Germany’s overhaul far from complete after Spain demolition
Manager Joachim Löw will remain in the job for rescheduled Euros, says Oliver Bierhoff
Head coach Joachim Löw and assistant coach Marcus Sorg of Germany during the Uefa Nations League group stage match loss to Spain. Photo: Fran Santiago/Getty Images
Germany, planning to have an overhauled and tournament-ready team at next year’s European soccer championships, are running out of time, with coach Joachim Löw’s changes so far failing to deliver.
A 6-0 demolition by Spain on Tuesday was their heaviest defeat in almost 90 years and only added to their fluctuating form in recent months.
Löw brushed the defeat off as a “disastrous day” but the coach, in his 14th year in charge, has now seen his team exit in the first round of a tournament for the third straight time.
Winners of the 2014 World Cup, Germany crashed out in the tournament group stage four years later. They were then relegated from the Nations League competition a few months later after failing to win a single game and eventually stayed up only thanks to a rule change.
That exit prompted the start of Löw’s overhaul as he dropped several world champions – including Thomas Mueller, Jerome Boateng and Mats Hummels - in favour of younger players.
But their loss to Spain meant they are again out of the Nations League competition from the group stage.
“We saw today that we are not as far down the road as we had hoped to be,” Löw said of his team’s dismal performance against the Spaniards.
“After the first goal we just gave up being organised. That was deadly. We charged out and just opened up all the spaces. We forgot about our game plan and just ran around out there.”
With falling TV figures, mounting criticism and Löw’s refusal to recall Boateng and Thomas Mueller, who won five titles this year with Bayern Munich, and Hummels, the coach has worked himself in a corner.
Germany will next play again in March before a few more warm-up matches prior to the tournament start in June.
With a large pool of players to chose from but without a finetuned core of starting players, the overhaul that started in 2018, is still largely a construction site seven months before the tournament.
“I have faith in my players,” Löw said. “Now our responsibility is to question everything and question ourselves as well. We have to draw the right conclusions.”

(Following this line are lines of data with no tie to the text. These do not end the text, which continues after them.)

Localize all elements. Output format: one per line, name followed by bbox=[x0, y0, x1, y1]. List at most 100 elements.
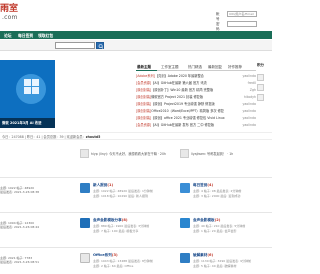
right-panel: 积分 bbox=[257, 63, 272, 104]
forum-meta: 主题: 40 帖子: 210 最后发表: 5分钟前 bbox=[193, 224, 246, 228]
thread-title[interactable]: Office2010（Word/Excel/PPT）精简版 多次 修复 bbox=[151, 109, 224, 113]
forum-today-count: (1) bbox=[107, 183, 114, 187]
forum-name[interactable]: Office系列(3) bbox=[93, 253, 118, 258]
thread-author[interactable]: yaolinda bbox=[242, 108, 256, 115]
forum-left-line: 最后发表: 2021-3-26 08:44 bbox=[0, 225, 40, 229]
forum-name-text[interactable]: 会声会影模板 bbox=[193, 218, 215, 222]
forum-cell[interactable]: 每日签到(4) 主题: 4 帖子: 98 最后发表: 2分钟前 主题: 3 帖子… bbox=[180, 183, 270, 213]
thread-title[interactable]: 【AI】GitHub在最新 第六届 官方 讯流 bbox=[151, 81, 206, 85]
new-member-link[interactable]: zhoutd5 bbox=[86, 135, 101, 139]
divider bbox=[0, 177, 272, 178]
thread-author[interactable]: yaolinda bbox=[242, 73, 256, 80]
latest-thread-list: [Adobe系列]【亮剑】Adobe 2020 年最新整合 yaolinda [… bbox=[136, 73, 256, 129]
forum-icon bbox=[180, 218, 190, 228]
forum-cell[interactable]: Office系列(3) 主题: 1043 帖子: 13488 最后发表: 8分钟… bbox=[80, 253, 170, 274]
thread-author[interactable]: yaolinda bbox=[242, 115, 256, 122]
post-text: hiyp (liny): 今天不太好，我想看看大家在干嘛 · 20h bbox=[91, 152, 167, 156]
search-button[interactable] bbox=[96, 42, 104, 49]
avatar[interactable] bbox=[257, 74, 264, 81]
forum-name[interactable]: 新人报到(1) bbox=[93, 183, 113, 188]
search-input[interactable] bbox=[55, 42, 95, 49]
forum-left-line: 最后发表: 2021-3-26 08:51 bbox=[0, 260, 40, 264]
nav-item-forum[interactable]: 论坛 bbox=[4, 33, 12, 39]
forum-cell[interactable]: 会声会影模板(2) 主题: 40 帖子: 210 最后发表: 5分钟前 主题: … bbox=[180, 218, 270, 248]
list-item[interactable]: [会员资源]【AI】GitHub在最新 发布 官方 二中 修复版 yaolind… bbox=[136, 122, 256, 129]
tab-replies[interactable]: 最新回复 bbox=[208, 65, 222, 70]
avatar[interactable] bbox=[257, 84, 264, 91]
thread-author[interactable]: Zgh bbox=[250, 87, 256, 94]
nav-item-checkin[interactable]: 每日签到 bbox=[18, 33, 33, 39]
thread-title[interactable]: 【原创】Project2019 专业增强 静默 修复版 bbox=[151, 102, 215, 106]
right-panel-icons bbox=[257, 74, 272, 101]
thread-title[interactable]: 微软官方 Project 2021 封装 修复版 bbox=[151, 95, 203, 99]
forum-meta: 主题: 1 帖子: 20 最后: 会声会影 bbox=[193, 229, 237, 233]
thread-tag: [会员资源] bbox=[136, 123, 152, 127]
thread-author[interactable]: yaolinda bbox=[242, 101, 256, 108]
forum-name-text[interactable]: 每日签到 bbox=[193, 183, 207, 187]
list-item[interactable]: [原创封装]微软官方 Project 2021 封装 修复版 hibotyh bbox=[136, 94, 256, 101]
list-item[interactable]: [原创封装]【原创补丁】Win10 最新 官方 精简 完整版 Zgh bbox=[136, 87, 256, 94]
main-nav: 论坛 每日签到 领取红包 bbox=[0, 31, 272, 39]
thread-title[interactable]: 【原创】office 2021 专业增强 修复包 Vivid Linux bbox=[151, 116, 224, 120]
tab-studio[interactable]: 工作室主题 bbox=[161, 65, 179, 70]
tab-recommended[interactable]: 好作推荐 bbox=[228, 65, 242, 70]
avatar[interactable] bbox=[180, 149, 189, 158]
thread-author[interactable]: hibotyh bbox=[244, 94, 256, 101]
forum-name-text[interactable]: 新人报到 bbox=[93, 183, 107, 187]
forum-name[interactable]: 会声会影模板分享(8) bbox=[93, 218, 128, 223]
post-text: liyajiwen: 号称发起到！ · 1h bbox=[191, 152, 234, 156]
forum-icon bbox=[80, 218, 90, 228]
thread-author[interactable]: fred0 bbox=[248, 80, 256, 87]
featured-banner[interactable]: 微软 2021年3月 AI 改进 bbox=[0, 60, 55, 128]
forum-today-count: (3) bbox=[111, 253, 118, 257]
list-item[interactable]: [原创封装]Office2010（Word/Excel/PPT）精简版 多次 修… bbox=[136, 108, 256, 115]
forum-cell[interactable]: 会声会影模板分享(8) 主题: 889 帖子: 1900 最后发表: 3分钟前 … bbox=[80, 218, 170, 248]
forum-name[interactable]: 每日签到(4) bbox=[193, 183, 213, 188]
forum-icon bbox=[180, 183, 190, 193]
forum-icon bbox=[80, 183, 90, 193]
thread-tag: [原创封装] bbox=[136, 95, 152, 99]
forum-name-text[interactable]: 破解素材 bbox=[193, 253, 207, 257]
windows-logo-icon bbox=[24, 79, 39, 94]
nav-item-redpacket[interactable]: 领取红包 bbox=[38, 33, 53, 39]
forum-today-count: (2) bbox=[214, 218, 221, 222]
thread-title[interactable]: 【亮剑】Adobe 2020 年最新整合 bbox=[155, 74, 204, 78]
thread-tag: [会员资源] bbox=[136, 81, 152, 85]
avatar[interactable] bbox=[257, 94, 264, 101]
thread-tag: [Adobe系列] bbox=[136, 74, 155, 78]
search-icon bbox=[98, 44, 104, 49]
forum-icon bbox=[80, 253, 90, 263]
thread-title[interactable]: 【原创补丁】Win10 最新 官方 精简 完整版 bbox=[151, 88, 213, 92]
password-field[interactable] bbox=[227, 21, 257, 27]
thread-tag: [原创封装] bbox=[136, 88, 152, 92]
forum-name-text[interactable]: Office系列 bbox=[93, 253, 112, 257]
thread-tabs: 最新主题 工作室主题 热门精选 最新回复 好作推荐 bbox=[136, 63, 256, 71]
username-field[interactable]: UID/用户名/Email bbox=[227, 11, 257, 17]
forum-icon bbox=[180, 253, 190, 263]
thread-tag: [原创封装] bbox=[136, 102, 152, 106]
forum-left-meta: 主题: 1022 帖子: 48920 最后发表: 2021-3-26 08:38 bbox=[0, 186, 55, 194]
thread-title[interactable]: 【AI】GitHub在最新 发布 官方 二中 修复版 bbox=[151, 123, 214, 127]
forum-name-text[interactable]: 会声会影模板分享 bbox=[93, 218, 122, 222]
forum-left-meta: 主题: 2021 帖子: 7783 最后发表: 2021-3-26 08:51 bbox=[0, 256, 55, 264]
forum-cell[interactable]: 新人报到(1) 主题: 1022 帖子: 48920 最后发表: 1分钟前 主题… bbox=[80, 183, 170, 213]
forum-meta: 主题: 2 帖子: 64 最后: Office bbox=[93, 264, 134, 268]
thread-tag: [原创封装] bbox=[136, 116, 152, 120]
thread-author[interactable]: yaolinda bbox=[242, 122, 256, 129]
list-item[interactable]: [原创封装]【原创】office 2021 专业增强 修复包 Vivid Lin… bbox=[136, 115, 256, 122]
forum-name[interactable]: 会声会影模板(2) bbox=[193, 218, 220, 223]
right-panel-title: 积分 bbox=[257, 63, 264, 67]
forum-today-count: (6) bbox=[207, 253, 214, 257]
tab-hot[interactable]: 热门精选 bbox=[188, 65, 202, 70]
stats-text: 今日：247088 | 昨日：41 | 会员总数：39 | 欢迎新会员： bbox=[2, 135, 86, 139]
forum-name[interactable]: 破解素材(6) bbox=[193, 253, 213, 258]
site-logo[interactable]: 雨室 bbox=[0, 5, 18, 14]
forum-meta: 主题: 4 帖子: 98 最后发表: 2分钟前 bbox=[193, 189, 242, 193]
avatar[interactable] bbox=[80, 149, 89, 158]
forum-cell[interactable]: 破解素材(6) 主题: 1130 帖子: 3290 最后发表: 9分钟前 主题:… bbox=[180, 253, 270, 274]
list-item[interactable]: [会员资源]【AI】GitHub在最新 第六届 官方 讯流 fred0 bbox=[136, 80, 256, 87]
list-item[interactable]: [Adobe系列]【亮剑】Adobe 2020 年最新整合 yaolinda bbox=[136, 73, 256, 80]
active-tab-indicator bbox=[136, 70, 157, 71]
list-item[interactable]: [原创封装]【原创】Project2019 专业增强 静默 修复版 yaolin… bbox=[136, 101, 256, 108]
forum-meta: 主题: 1022 帖子: 48920 最后发表: 1分钟前 bbox=[93, 189, 153, 193]
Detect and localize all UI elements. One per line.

However, Löw is not in danger of losing his job, national team director Oliver Bierhoff has said.
Germany have hit a rough patch this year, winning only three of their last eight matches, but Bierhoff said Löw would remain in charge at least until the Euros next year.
When asked if Loew would remain the coach until next year’s Euros, Bierhoff told ARD TV: “Absolutely, yes. This game changes nothing. We still trust Joachim Löw, no doubt about that.
“With the national team, you have to think and analyse from tournament to tournament. We want to achieve the maximum at next year’s Euros.”